Cette soif de catalogage explique certainement la variété des sujets que j’ai traités, du photoreportage au portrait en passant par la photographie de rue, les images de sculptures ou la mode. Derrière tout cela se dessine l’hypothèse d’une reconnaissance, dans les deux sens du terme : la reconnaissance de ce que j’ai déjà à l’esprit et qui surgit sous mes yeux, et la reconnaissance presque providentielle d’être parvenu à le saisir. Cette reconnaissance implique le principe d’une antériorité de l’image qui, soudain, apparaît au photographe dans un temps très court, là où le peintre ou l’écrivain disposent d’un temps beaucoup plus long pour exprimer cette antériorité de la vision. Ainsi, un portrait n’est jamais la personne photographiée, c’est l’idée que le photographe se fait de la personne. Il faut aussi rappeler combien la photographie est, par essence, liée à la mort. Dans sa manière de fixer pour l’éternité l’instant que le photographe a reconnu et qui déjà a disparu, elle est profondément nostalgique. Difficile, à ce propos, de faire plus sépulcrale que l’œuvre de Witkin !
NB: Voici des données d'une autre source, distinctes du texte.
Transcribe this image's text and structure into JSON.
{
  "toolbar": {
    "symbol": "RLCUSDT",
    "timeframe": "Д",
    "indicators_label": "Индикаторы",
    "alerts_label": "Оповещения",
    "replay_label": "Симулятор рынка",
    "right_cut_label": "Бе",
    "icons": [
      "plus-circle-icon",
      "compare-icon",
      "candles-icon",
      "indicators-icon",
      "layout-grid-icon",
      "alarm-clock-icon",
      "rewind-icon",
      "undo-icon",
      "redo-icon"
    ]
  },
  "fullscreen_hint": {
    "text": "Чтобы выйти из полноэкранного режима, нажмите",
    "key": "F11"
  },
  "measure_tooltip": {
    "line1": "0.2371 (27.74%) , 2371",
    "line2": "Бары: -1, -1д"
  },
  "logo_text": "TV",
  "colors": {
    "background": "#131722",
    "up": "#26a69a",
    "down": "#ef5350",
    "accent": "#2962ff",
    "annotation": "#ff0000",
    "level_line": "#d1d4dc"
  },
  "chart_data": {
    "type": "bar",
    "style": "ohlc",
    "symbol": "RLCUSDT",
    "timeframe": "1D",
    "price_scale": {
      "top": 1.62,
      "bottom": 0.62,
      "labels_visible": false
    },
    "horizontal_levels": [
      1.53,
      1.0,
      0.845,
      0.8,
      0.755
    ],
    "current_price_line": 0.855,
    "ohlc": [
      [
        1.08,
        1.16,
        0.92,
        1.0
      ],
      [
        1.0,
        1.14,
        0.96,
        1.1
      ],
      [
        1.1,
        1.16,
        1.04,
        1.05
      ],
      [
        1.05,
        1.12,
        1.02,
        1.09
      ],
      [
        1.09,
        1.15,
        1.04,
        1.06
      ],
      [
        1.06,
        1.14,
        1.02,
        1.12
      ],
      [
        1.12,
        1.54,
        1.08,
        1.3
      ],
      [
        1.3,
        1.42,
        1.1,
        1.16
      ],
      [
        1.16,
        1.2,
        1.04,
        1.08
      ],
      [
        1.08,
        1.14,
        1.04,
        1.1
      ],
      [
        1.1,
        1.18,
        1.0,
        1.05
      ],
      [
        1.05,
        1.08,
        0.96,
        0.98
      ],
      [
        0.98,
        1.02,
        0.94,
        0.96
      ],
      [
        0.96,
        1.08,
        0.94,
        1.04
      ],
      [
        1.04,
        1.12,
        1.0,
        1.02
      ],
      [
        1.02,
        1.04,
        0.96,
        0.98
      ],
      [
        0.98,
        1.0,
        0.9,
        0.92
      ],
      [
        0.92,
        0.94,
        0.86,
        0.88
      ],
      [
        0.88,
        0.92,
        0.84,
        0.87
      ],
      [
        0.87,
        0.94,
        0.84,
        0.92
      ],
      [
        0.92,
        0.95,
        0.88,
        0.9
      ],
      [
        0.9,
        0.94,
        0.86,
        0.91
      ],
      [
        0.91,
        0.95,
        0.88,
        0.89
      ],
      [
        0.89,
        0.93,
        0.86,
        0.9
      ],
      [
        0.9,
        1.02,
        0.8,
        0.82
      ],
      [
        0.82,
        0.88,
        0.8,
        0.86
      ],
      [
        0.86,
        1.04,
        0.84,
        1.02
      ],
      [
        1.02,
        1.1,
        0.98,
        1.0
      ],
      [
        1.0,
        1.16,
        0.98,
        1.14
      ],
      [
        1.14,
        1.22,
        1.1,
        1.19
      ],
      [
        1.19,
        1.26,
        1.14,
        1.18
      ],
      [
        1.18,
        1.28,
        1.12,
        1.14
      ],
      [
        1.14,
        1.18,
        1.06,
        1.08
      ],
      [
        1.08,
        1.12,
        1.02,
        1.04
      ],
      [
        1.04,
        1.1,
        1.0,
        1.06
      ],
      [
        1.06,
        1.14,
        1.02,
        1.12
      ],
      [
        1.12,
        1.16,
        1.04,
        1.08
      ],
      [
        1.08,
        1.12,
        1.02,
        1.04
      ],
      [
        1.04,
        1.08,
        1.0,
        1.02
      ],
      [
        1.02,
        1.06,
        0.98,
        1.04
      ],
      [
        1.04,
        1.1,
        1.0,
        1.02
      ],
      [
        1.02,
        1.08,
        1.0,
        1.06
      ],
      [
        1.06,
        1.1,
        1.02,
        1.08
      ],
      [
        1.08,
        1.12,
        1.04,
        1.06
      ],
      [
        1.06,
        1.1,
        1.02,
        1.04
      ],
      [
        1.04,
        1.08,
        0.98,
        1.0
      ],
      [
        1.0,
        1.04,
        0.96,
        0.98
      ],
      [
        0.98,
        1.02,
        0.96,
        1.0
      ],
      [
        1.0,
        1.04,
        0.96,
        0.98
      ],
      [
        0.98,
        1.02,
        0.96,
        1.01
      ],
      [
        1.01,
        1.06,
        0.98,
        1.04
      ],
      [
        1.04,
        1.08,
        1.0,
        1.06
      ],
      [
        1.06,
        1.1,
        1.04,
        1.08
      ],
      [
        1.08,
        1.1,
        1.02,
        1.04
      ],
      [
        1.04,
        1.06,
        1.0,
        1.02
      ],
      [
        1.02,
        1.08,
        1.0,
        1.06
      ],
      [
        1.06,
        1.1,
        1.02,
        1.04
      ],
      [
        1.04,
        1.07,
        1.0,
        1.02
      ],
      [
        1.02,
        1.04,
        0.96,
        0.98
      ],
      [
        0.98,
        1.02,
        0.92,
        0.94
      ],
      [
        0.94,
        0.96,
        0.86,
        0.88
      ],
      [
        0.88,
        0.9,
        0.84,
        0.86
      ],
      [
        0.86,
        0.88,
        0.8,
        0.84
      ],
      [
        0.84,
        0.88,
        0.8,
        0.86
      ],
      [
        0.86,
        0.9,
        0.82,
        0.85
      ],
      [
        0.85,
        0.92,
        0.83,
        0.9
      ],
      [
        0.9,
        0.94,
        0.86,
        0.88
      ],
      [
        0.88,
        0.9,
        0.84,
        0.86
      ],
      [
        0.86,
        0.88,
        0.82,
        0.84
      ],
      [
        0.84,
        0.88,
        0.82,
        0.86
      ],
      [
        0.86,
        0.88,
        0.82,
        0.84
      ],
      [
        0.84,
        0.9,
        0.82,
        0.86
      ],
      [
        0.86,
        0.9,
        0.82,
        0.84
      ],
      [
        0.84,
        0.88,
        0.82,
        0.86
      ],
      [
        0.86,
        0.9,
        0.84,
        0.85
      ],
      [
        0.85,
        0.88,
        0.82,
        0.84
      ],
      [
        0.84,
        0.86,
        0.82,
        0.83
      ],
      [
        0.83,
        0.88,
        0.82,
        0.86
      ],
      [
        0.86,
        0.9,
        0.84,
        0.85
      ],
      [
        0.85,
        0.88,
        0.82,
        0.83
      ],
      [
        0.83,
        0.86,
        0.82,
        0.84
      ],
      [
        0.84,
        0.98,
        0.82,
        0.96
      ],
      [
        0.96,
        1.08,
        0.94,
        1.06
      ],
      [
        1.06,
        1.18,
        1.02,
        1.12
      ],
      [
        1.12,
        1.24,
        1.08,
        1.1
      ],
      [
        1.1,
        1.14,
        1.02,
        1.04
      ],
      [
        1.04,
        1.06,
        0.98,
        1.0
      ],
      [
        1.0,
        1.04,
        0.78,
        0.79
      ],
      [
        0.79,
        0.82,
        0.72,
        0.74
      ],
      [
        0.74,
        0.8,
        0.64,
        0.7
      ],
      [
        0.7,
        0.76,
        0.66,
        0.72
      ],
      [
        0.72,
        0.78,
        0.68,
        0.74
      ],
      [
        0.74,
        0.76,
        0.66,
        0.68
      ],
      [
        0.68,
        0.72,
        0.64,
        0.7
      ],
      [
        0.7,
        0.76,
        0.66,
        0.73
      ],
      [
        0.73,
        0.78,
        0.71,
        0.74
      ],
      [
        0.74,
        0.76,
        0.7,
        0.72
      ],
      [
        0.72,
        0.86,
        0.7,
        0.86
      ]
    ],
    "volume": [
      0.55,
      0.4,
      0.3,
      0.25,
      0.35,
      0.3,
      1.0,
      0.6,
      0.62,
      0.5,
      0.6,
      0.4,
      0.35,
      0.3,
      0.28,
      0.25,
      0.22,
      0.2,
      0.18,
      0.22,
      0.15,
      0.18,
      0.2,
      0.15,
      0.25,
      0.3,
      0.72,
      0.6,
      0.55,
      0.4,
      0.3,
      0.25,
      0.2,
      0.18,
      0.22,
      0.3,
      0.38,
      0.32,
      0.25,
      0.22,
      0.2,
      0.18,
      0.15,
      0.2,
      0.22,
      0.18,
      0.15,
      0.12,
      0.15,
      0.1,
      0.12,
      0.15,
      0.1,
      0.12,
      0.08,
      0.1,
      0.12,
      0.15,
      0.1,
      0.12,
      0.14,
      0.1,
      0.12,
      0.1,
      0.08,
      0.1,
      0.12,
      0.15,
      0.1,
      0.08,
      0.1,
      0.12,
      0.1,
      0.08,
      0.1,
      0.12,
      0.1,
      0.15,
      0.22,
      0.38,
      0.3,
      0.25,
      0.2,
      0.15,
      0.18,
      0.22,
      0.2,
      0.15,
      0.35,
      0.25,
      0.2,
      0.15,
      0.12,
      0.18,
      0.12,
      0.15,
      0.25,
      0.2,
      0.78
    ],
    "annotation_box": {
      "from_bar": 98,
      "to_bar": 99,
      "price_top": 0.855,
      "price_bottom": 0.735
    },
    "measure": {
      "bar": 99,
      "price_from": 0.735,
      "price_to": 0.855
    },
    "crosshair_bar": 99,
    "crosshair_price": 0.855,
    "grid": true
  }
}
Ma mère, psychanalyste d’origine viennoise, a vraiment été très importante pour moi. On peut dire qu’elle m’a formé. Tout cela me rappelle un mot allemand, un mot très joli, qu’elle aimait beaucoup : Zusammenhänge, c’est-à-dire les relations, les rapports entre les choses. Ces rapports secrets que la photographie contribue à dévoiler, avec bien plus d’ambiguïtés que le langage, m’intéressent beaucoup. Quand une œuvre entre en ma possession,je revois totalement l’accrochage de mon petit musée personnel. Car, au voisinage des autres pièces de la collection, ce tirage de Witkin, au même titre que telle photographie d’Arthur Penn ou de Roger Ballen, révélera lui aussi de nouveaux Zusammenhänge.